In these circumstances, Japan has forcefully urged Iraq on various occasions to accept the U.N. Security Council resolutions. Japan has also strongly called on Iran to take concrete actions to remove the apprehension of the international community. On the other hand, Japan provided an ODA loan to the hydroelectric power plant construction in May with a view to contributing to the stabilization of the region by assisting realistic policies of the Iranian government aimed at, inter alia, its economic reconstruction.
In many African countries, reforms to shift their political systems from military to civilian control, and from one-party dictatorship to multiparty democracy are in progress. Presidential elections and parliamentary elections were held in more than 10 countries in 1993. At the same time, many countries are suffering from domestic confusion or other difficulties which arise in the process of democratization.
Economically, many African countries are embarking on economic reforms to introduce a market economy.

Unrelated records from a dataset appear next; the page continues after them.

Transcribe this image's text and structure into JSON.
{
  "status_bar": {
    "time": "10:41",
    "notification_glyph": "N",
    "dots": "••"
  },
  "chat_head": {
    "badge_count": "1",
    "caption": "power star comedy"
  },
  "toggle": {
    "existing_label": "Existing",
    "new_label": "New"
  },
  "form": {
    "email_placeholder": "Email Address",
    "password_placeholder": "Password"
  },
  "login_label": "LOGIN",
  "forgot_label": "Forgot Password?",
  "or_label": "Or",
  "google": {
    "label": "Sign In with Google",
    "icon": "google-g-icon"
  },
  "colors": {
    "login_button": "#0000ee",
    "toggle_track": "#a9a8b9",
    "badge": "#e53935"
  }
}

In particular, the "structural adjustment program," under the guidance of the World Bank and the International Monetary Fund (IMF), has improved the economic growth rates in half the countries which have implemented such a program. In other cases, however, such a program has not produced the expected results in the short-term because of, among others, institutional vulnerability, poor infrastructures and the immature private sector, and of most concern, the stringent policies taken under this program have severed the people's life.

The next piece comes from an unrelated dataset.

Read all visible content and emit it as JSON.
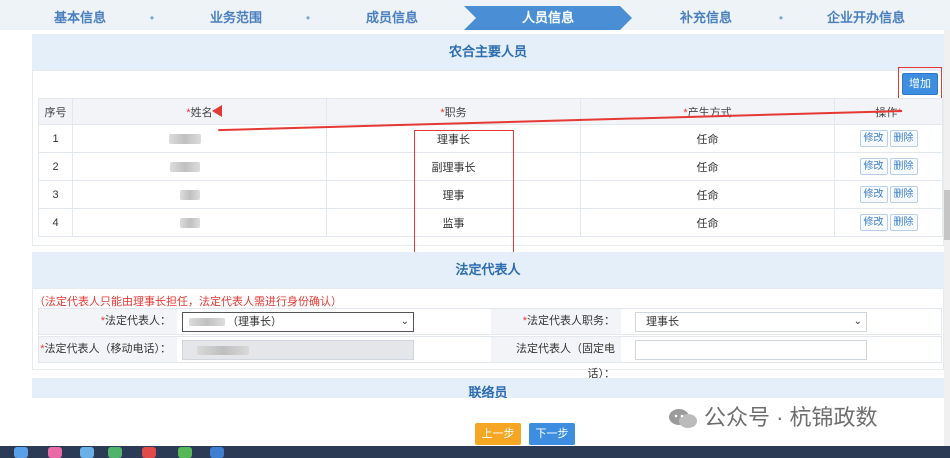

On the other hand, amid the worldwide economic recession, aid fatigue is beginning to appear on the part of donor countries to Africa where results are slow in emerging. Moreover, as new requirements such as assistance to the countries of the former Soviet Union and Central and Eastern Europe or tackling global environment issues argue for a large amount of the available funds, the outlook for the economic aid toward Africa has become more uncertain.
Japan will continue to encourage the efforts of political and economic reform in Africa. In October, with the objective of arousing the interest of the international community on the problems Africa is facing, Japan held in cooperation with the United Nations and the Global Coalition for Africa the "Tokyo International Conference on African Development." The Tokyo Declaration which might be considered as the future guideline for African development was adopted in this conference. Along with the need to assist Africa, the importance of self-help efforts by African countries was emphasized in the Declaration.
As for economic cooperation to Africa, Japan has so far concentrated on grant aid and technical cooperation, with total aid for 1992 reaching $860 million (a 10.1 percent share in the total ODA of Japan). Moreover, with a view that human resource development is especially important for the development of Africa, Japan launched in FY 1993 the "Invitation Program for African Youth" in which 100 youths are to be invited from African countries to Japan every year (50 for the initial year).
In addition, following the participation in the U.N. Angola Verification Mission in 1992, Japan has been participating in the Peace-keeping Operation in Mozambique since 1993 in an attempt to help solve and prevent regional conflicts.